Above, a few pictorial memorials of my sweet taste of City a few weeks ago (Ann Arbor). I'd been told, soon after my arrival in Hillsdale, that I'd like Ann Arbor: "Lots of hipsters." I'm delighted to report that I do, in fact, like Ann Arbor, though honestly all it takes these days is a few bright lights and person or two outside the Hillsdale demographic spectrum (which generally consists of rather conservative-looking youths or professorial older types) to get me pretty excited.
        What particularly caught my fancy in this city, (besides the fact that I was on an outing to a fancy French restaurant and a Parisian-themed show, generously subsidized by the French department, and was accompanied by amiable new Francophile acquaintances) was something you could call its "creative space".

         We had some time between dinner and the show at that point of evening where the shops lights have just started glowing but the sky hasn't faded yet. We walked past a large wedding taking place in a farmer's market parking lot and a loud, colorful festival of sorts, and turned down a quiet street. Under the branches of the boulevard trees, the city was quiet and close. Doors and windows to my left drew my attention, the lettering on their surfaces emerging slowly in the dusk. A light on, in the recesses of a place, back through another doorway, spilling toward us over dark chairs and papers, suggestively silent; the insignia-ed signs of the establishments swinging above us, only hinting at the nature of these diminutive universes with their worlds of shadow and light behind glass. Their precise definitions remain mysterious; I've noted a portion of East Ann Street for further exploration. They seemed to be mixtures of living and working space--project headquarters, places where young, creative things were being nurtured.

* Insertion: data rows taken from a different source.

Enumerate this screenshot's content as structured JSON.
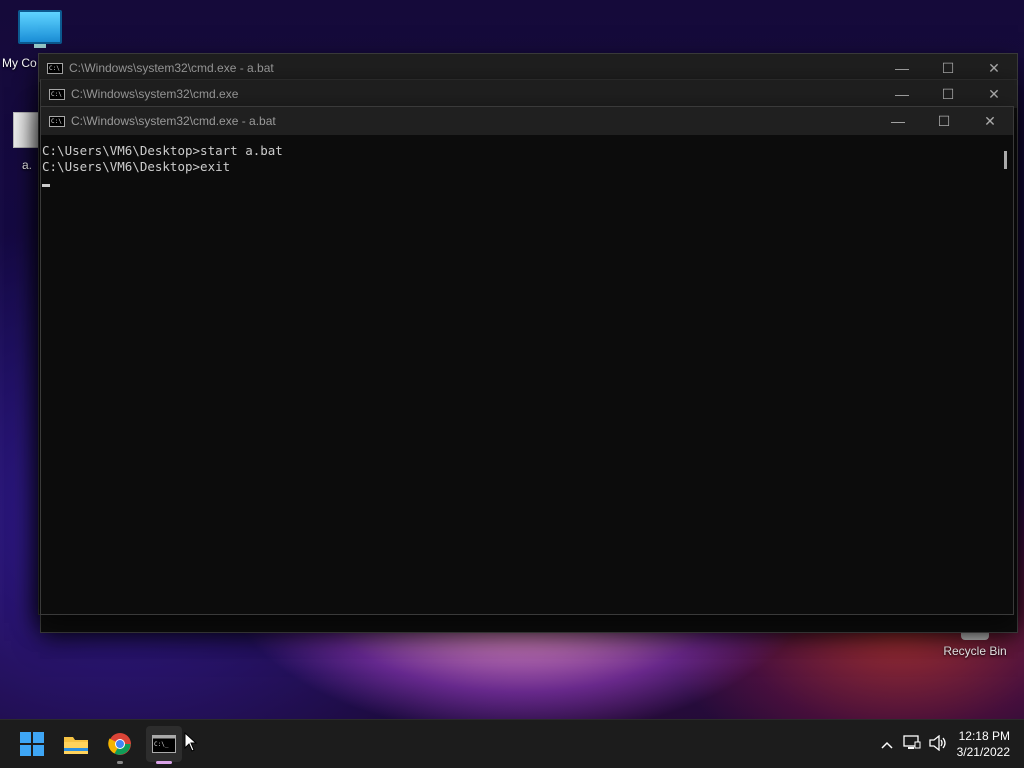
{
  "desktop": {
    "icons": [
      {
        "label": "My Co"
      },
      {
        "label": "a."
      },
      {
        "label": "Recycle Bin"
      }
    ]
  },
  "windows": [
    {
      "title": "C:\\Windows\\system32\\cmd.exe - a.bat"
    },
    {
      "title": "C:\\Windows\\system32\\cmd.exe"
    },
    {
      "title": "C:\\Windows\\system32\\cmd.exe - a.bat",
      "lines": [
        "C:\\Users\\VM6\\Desktop>start a.bat",
        "",
        "C:\\Users\\VM6\\Desktop>exit"
      ]
    }
  ],
  "controls": {
    "minimize": "—",
    "maximize": "☐",
    "close": "✕"
  },
  "taskbar": {
    "apps": [
      "start",
      "file-explorer",
      "chrome",
      "cmd"
    ],
    "tray": {
      "chevron": "^",
      "time": "12:18 PM",
      "date": "3/21/2022"
    }
  }
}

        This is a painting I saw at the Toledo Art Museum a week and a bit ago, entitled Architectural Fancy With a Concert Party.

        It's an "architectural fancy". These places were atmospheric fancies come to life. Activity and material, purpose and practice, branding and fact all warped and woofed. We inhabit our spaces with dreams, not just doings, and here were dreaming places.
          Perhaps someday the Keefer House cum Brimming Quill will dream in paint and mortar.